Advanced Filtering: You can filter and search to navigate large job histories: - Filter by status, date range, application type, or cluster. - Search by job name. - Sort by different criteria.

Workloads page

Applications

The Applications page is a catalog of all available containerized applications, with detailed information and quick access to launch workloads.

Application Catalog: Displays a grid view of all pre-configured applications available on the platform. Each application tile shows the application name, version, description, supported AMD ROCm version, and resource requirements. Applications are categorized by domain (AI/ML, HPC, Data Analytics, Visualization) for easy navigation.

Application Details: Click on any application to view comprehensive information including: - Supported frameworks and libraries (PyTorch, TensorFlow, ROCm, OpenMP). - Hardware compatibility (GPU types, memory requirements, CPU specifications). - Pre-installed software packages and dependencies.
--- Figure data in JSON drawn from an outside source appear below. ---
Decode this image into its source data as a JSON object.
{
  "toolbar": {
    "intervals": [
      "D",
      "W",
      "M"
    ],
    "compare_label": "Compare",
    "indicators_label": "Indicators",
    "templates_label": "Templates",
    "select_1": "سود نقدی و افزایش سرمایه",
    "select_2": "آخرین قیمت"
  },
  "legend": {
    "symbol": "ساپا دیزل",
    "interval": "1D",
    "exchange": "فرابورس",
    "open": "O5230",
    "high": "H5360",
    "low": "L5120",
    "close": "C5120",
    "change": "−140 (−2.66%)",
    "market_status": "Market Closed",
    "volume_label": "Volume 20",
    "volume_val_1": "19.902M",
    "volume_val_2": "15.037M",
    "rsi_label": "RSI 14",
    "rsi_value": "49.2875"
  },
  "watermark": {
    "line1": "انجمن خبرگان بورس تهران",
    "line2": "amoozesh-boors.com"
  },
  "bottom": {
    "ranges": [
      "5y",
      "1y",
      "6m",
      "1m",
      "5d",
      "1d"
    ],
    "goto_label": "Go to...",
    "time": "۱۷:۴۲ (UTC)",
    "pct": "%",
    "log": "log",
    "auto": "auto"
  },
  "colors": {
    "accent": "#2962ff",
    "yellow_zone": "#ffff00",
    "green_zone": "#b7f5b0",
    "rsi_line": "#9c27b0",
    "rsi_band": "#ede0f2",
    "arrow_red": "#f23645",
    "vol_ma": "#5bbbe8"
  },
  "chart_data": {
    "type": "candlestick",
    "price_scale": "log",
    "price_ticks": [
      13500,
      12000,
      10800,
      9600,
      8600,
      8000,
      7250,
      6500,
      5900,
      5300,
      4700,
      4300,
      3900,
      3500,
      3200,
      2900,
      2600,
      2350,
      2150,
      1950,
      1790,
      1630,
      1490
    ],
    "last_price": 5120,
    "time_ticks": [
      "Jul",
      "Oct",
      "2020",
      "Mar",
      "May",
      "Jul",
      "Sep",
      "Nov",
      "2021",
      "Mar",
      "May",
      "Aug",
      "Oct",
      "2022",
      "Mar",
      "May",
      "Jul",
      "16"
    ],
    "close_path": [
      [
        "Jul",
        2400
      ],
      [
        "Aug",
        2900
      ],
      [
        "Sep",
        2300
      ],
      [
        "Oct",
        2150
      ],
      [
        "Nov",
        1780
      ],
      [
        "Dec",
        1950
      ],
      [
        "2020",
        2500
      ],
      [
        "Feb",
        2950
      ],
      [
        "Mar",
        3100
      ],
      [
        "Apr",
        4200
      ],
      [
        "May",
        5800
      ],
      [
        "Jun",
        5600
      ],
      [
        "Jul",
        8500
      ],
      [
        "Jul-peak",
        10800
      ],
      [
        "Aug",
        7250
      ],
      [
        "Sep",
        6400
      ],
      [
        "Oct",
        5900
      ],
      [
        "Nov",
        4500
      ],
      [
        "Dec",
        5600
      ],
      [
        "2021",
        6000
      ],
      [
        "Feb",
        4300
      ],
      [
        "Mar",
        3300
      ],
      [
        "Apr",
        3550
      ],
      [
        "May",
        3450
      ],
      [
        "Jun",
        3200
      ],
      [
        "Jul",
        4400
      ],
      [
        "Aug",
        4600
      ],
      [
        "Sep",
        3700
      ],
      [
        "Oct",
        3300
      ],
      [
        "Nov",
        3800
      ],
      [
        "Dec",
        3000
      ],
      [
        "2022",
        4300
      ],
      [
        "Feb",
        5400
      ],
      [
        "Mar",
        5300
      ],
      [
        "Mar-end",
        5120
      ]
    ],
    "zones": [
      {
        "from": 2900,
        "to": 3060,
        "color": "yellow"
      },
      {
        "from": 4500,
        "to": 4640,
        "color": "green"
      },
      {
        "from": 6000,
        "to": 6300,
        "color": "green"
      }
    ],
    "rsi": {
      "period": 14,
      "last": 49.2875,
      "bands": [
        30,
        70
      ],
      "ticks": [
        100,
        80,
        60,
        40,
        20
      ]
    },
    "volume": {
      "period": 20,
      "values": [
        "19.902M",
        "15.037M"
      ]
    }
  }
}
Filtering and Search: You can filter and search to find relevant applications: - Filter by different criteria like name, category, architecture, etc. - Search by application name or keywords. - Bookmark frequently used applications for quick access.

Applications page

Clusters

The Clusters page lists all available compute clusters so you can choose where to run your workloads.

Cluster Overview: Displays a comprehensive list of all available clusters showing essential information including cluster name, type (Slurm/Kubernetes), total nodes and available resources.

Filtering and Search: You can navigate the cluster inventory by: - Search by cluster name. - Sort by cluster name, resource manager or accelerator type. - View clusters by geographic location or organizational access.

Clusters page

Queues

The Queues page shows job scheduling queues across all clusters so you can understand queue limits and plan your workload submissions.

Queue Overview: Displays a comprehensive list of all available queues showing essential information including queue name, associated cluster and queue limits (time, resources).

Filtering and Search: You can navigate queue information by: - Filter by cluster, queue type, etc. - Search by queue name or associated cluster. - Sort by different criteria.

Queues page

Files

The Files page is where you upload, organize, and manage data files for your workloads across all clusters and storage.

File Browser: A hierarchical view of your storage with folder navigation and file listing (name, size, modification date, file type, storage location). You can navigate directories, create folders, and organize files in a familiar interface.

File Upload: Multiple upload options to accommodate different data transfer needs: - Drag & Drop: Simple interface for uploading single or multiple files - Bulk Upload: Support for large files and folder structures

File Management: Comprehensive file operations including: - View details, delete and download - Bulk deletion.

Search and Filtering: Basic file discovery tools: - Search by filename. - Filter by cluster location. - Sort by various criteria including name, size, or date creation.

Files page